AE: That brings up an interesting point then. On the press screener I got for Stanley’s episode, Tea blows off Tony by telling Betty not to leave. (Betty: “I can go; this sun’s serious.” Tea: “No! It’s not serious. [Turns to Tony] It never was serious. Right, Tony?”) But in the episode that aired on MTV, Tea just says, “I’m kind of busy here, Tone.” How come?
BE: The reason that didn’t make the cut was that I felt like it couldn’t be more clear in that scene what Tea was saying to Tony. Which was, you know, she was not interested in speaking with him at that moment. She was with someone and to stop following her around.
One thing I will say is that I haven’t come under any pressure from MTV to remove any lesbian or gay content. MTV has communicated to me in numerous occasions that they have a good relationship with the gay community. It’s a relationship they cherish. It’s one they believe in. I haven’t done any of this on anyone else’s instruction; I’ve only done it on my own stupidity.
AE: [Laughing] Oh, man. OK, well, I have to ask you this next thing. You knew you had a strong lesbian fanbase after Naomily, and there are a lot of people who think you decided to cash in on that by hooking them with the promise of a lesbian character and then — surprise! — she fell for a man.
BE: Well, I think the best way to say it is that there’s nothing special about a gay character, in the sense that “gay” isn’t the first thing I think of when I think of Tea. That’s not the most important or most interesting thing about her.
AE: Like it wasn’t the most important or most interesting thing about Noami and Emily.
BE: Right. What’s important about Tea is that she’s gotten herself into a situation that she shouldn’t. The back half of the series is about the consequences of that, and for a show that’s not supposed to have any consequences, it’s bucking a trend, I’d say.
AE: Fan criticism aside, do you think you accomplished what you set out to accomplish when you started writing Tea?
BE: Yes, I do.

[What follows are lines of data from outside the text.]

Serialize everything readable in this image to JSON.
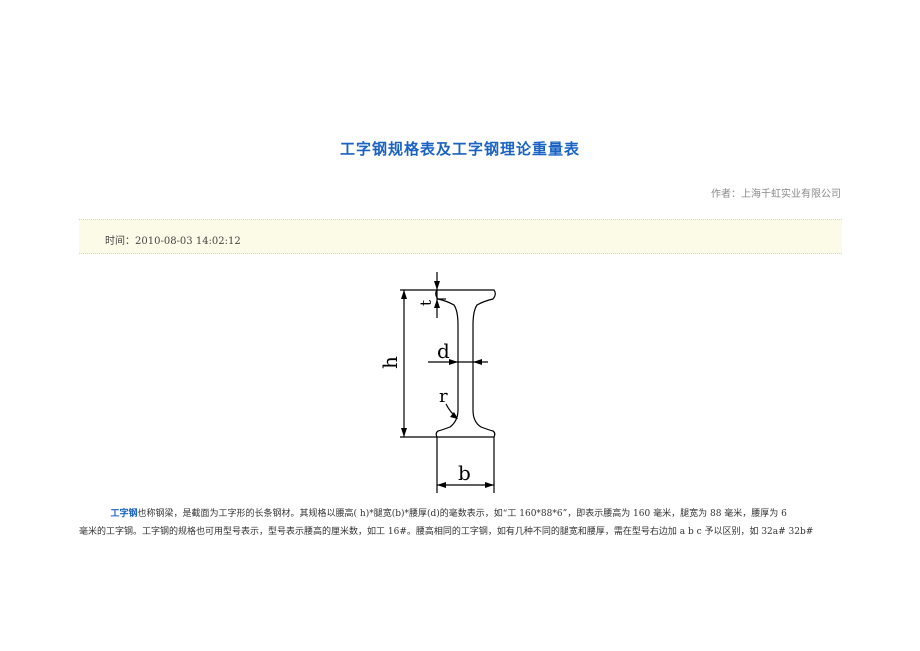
{
  "article": {
    "title": "工字钢规格表及工字钢理论重量表",
    "author": "作者：上海千虹实业有限公司",
    "time": "时间：2010-08-03 14:02:12"
  },
  "diagram": {
    "labels": {
      "t": "t",
      "h": "h",
      "d": "d",
      "r": "r",
      "b": "b"
    }
  },
  "body": {
    "keyword": "工字钢",
    "line1_rest": "也称钢梁，是截面为工字形的长条钢材。其规格以腰高( h)*腿宽(b)*腰厚(d)的毫数表示，如“工 160*88*6”，即表示腰高为 160 毫米，腿宽为 88 毫米，腰厚为 6",
    "line2": "毫米的工字钢。工字钢的规格也可用型号表示，型号表示腰高的厘米数，如工 16#。腰高相同的工字钢，如有几种不同的腿宽和腰厚，需在型号右边加 a b c 予以区别，如 32a# 32b#"
  }
}
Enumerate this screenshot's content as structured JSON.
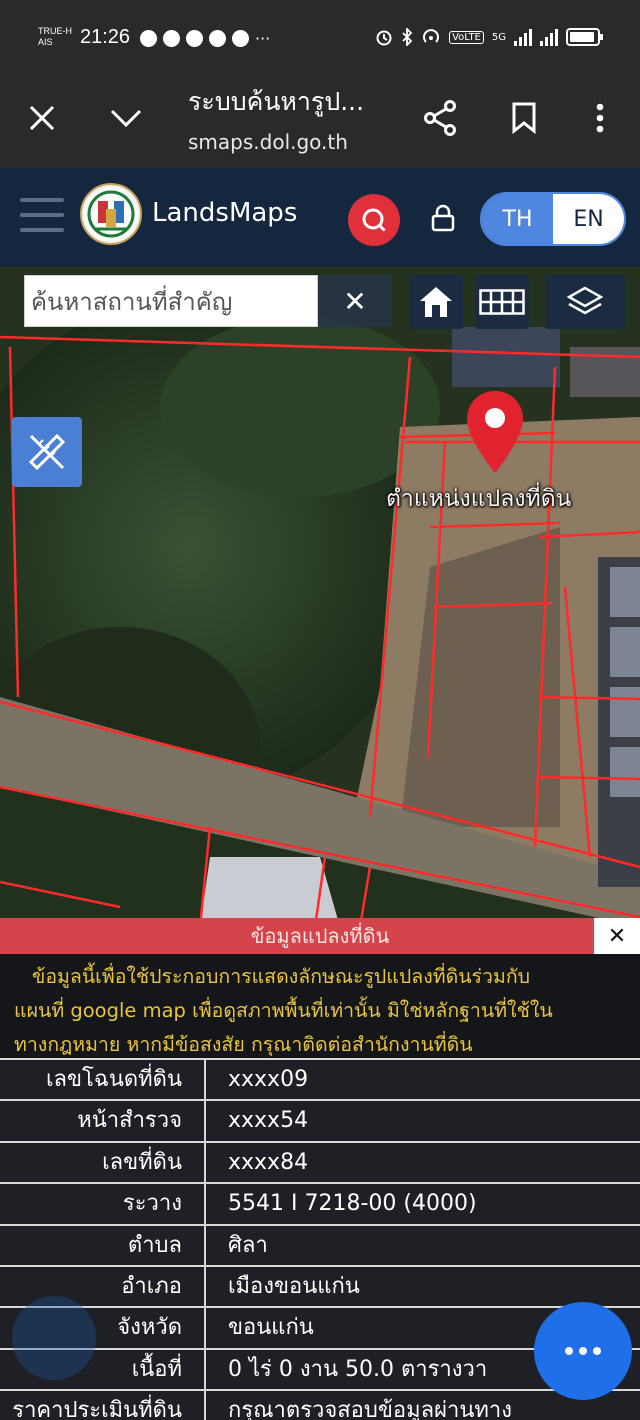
{
  "status_bar": {
    "carrier_line1": "TRUE-H",
    "carrier_line2": "AIS",
    "time": "21:26",
    "notification_icons": [
      "messenger-icon",
      "facebook-icon",
      "instagram-icon",
      "shopee-icon",
      "line-icon"
    ],
    "more": "···",
    "volte": "VoLTE",
    "network": "5G"
  },
  "browser": {
    "title": "ระบบค้นหารูป...",
    "url": "smaps.dol.go.th"
  },
  "app": {
    "brand": "LandsMaps",
    "lang_th": "TH",
    "lang_en": "EN"
  },
  "map": {
    "search_placeholder": "ค้นหาสถานที่สำคัญ",
    "clear": "✕",
    "pin_label": "ตำแหน่งแปลงที่ดิน"
  },
  "panel": {
    "title": "ข้อมูลแปลงที่ดิน",
    "close": "✕",
    "notice_lines": [
      "ข้อมูลนี้เพื่อใช้ประกอบการแสดงลักษณะรูปแปลงที่ดินร่วมกับ",
      "แผนที่ google map เพื่อดูสภาพพื้นที่เท่านั้น มิใช่หลักฐานที่ใช้ใน",
      "ทางกฎหมาย หากมีข้อสงสัย กรุณาติดต่อสำนักงานที่ดิน"
    ],
    "rows": [
      {
        "label": "เลขโฉนดที่ดิน",
        "value": "xxxx09"
      },
      {
        "label": "หน้าสำรวจ",
        "value": "xxxx54"
      },
      {
        "label": "เลขที่ดิน",
        "value": "xxxx84"
      },
      {
        "label": "ระวาง",
        "value": "5541 I 7218-00 (4000)"
      },
      {
        "label": "ตำบล",
        "value": "ศิลา"
      },
      {
        "label": "อำเภอ",
        "value": "เมืองขอนแก่น"
      },
      {
        "label": "จังหวัด",
        "value": "ขอนแก่น"
      },
      {
        "label": "เนื้อที่",
        "value": "0 ไร่ 0 งาน 50.0 ตารางวา"
      },
      {
        "label": "ราคาประเมินที่ดิน",
        "value": "กรุณาตรวจสอบข้อมูลผ่านทาง"
      }
    ]
  },
  "colors": {
    "header_bg": "#15273f",
    "accent_red": "#e0303a",
    "accent_blue": "#4f86e0",
    "parcel_line": "#ff2a2a",
    "notice_text": "#e9c43e"
  }
}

I mean, the creation of Tea came out of my friendship with a lesbian who I like and respect and think is an interesting person, and my feeling about Sofia Black-D’elia, who I met and think is a tremendous actress. And, of course, from my teen group and writers room.
AE: I have a suggestion for you, a way to turn around all this anger in an instant: You could just whip out that Skins movie.
BE: Oh, I’d love to be able to tell you about the movie, Heather. Movies are so complicated and difficult. They tend to just get postponed and postponed and postponed and then somehow you’re making it. It’s impossible at this point to say when that movie will get made.
AE: But do you feel confident that the movie will get made?
BE: I’d say the prospect is 50-50. But if we were set to start filming on Monday, I’d still feel 50-50 because that’s the movie industry. But I certainly wouldn’t want to write the movie to defend myself. But I do love Lily and Kat. I love writing for them. I think they’re amazing, and I would love to do the movie.
AE: How are you going to follow up that series four ending? It’s legendary, you know. Skins fandom calls it the True Love speech. Where’d that come from, anyway? Naomi’s acknowledgment that she’d been in love with Emily for practically her whole life?
BE: It took two years for that line to roll out. The ending I wrote for Naomily is the first thing I thought of two years before. Where I finished is where I started with the whole relationship. And Lily did do it well, didn’t she?
AE: Did she ever. Does Naomily hold a special place in your heart?
BE: Yes, it absolutely does. It’s also surreal because, for the life of me, I can’t figure out how I started writing about that. Where it comes from, I think, is that I have a deep feeling for the experience of teenagers. And I think that gay teenagers do have some of the most intense experiences. I do believe, in that way, that they are special. They have a unique mountain to climb. I am drawn to the stories of young gay teenagers in some ways because I have an admiration for their strength.
AE: Would you like to say anything else to AfterEllen.com readers?
BE: I think I’d just like to urge them to watch the whole story. If it’s not quite right, I’ll own it. But I would encourage them to watch the whole thing. Skins is not about one episode; it’s about 10.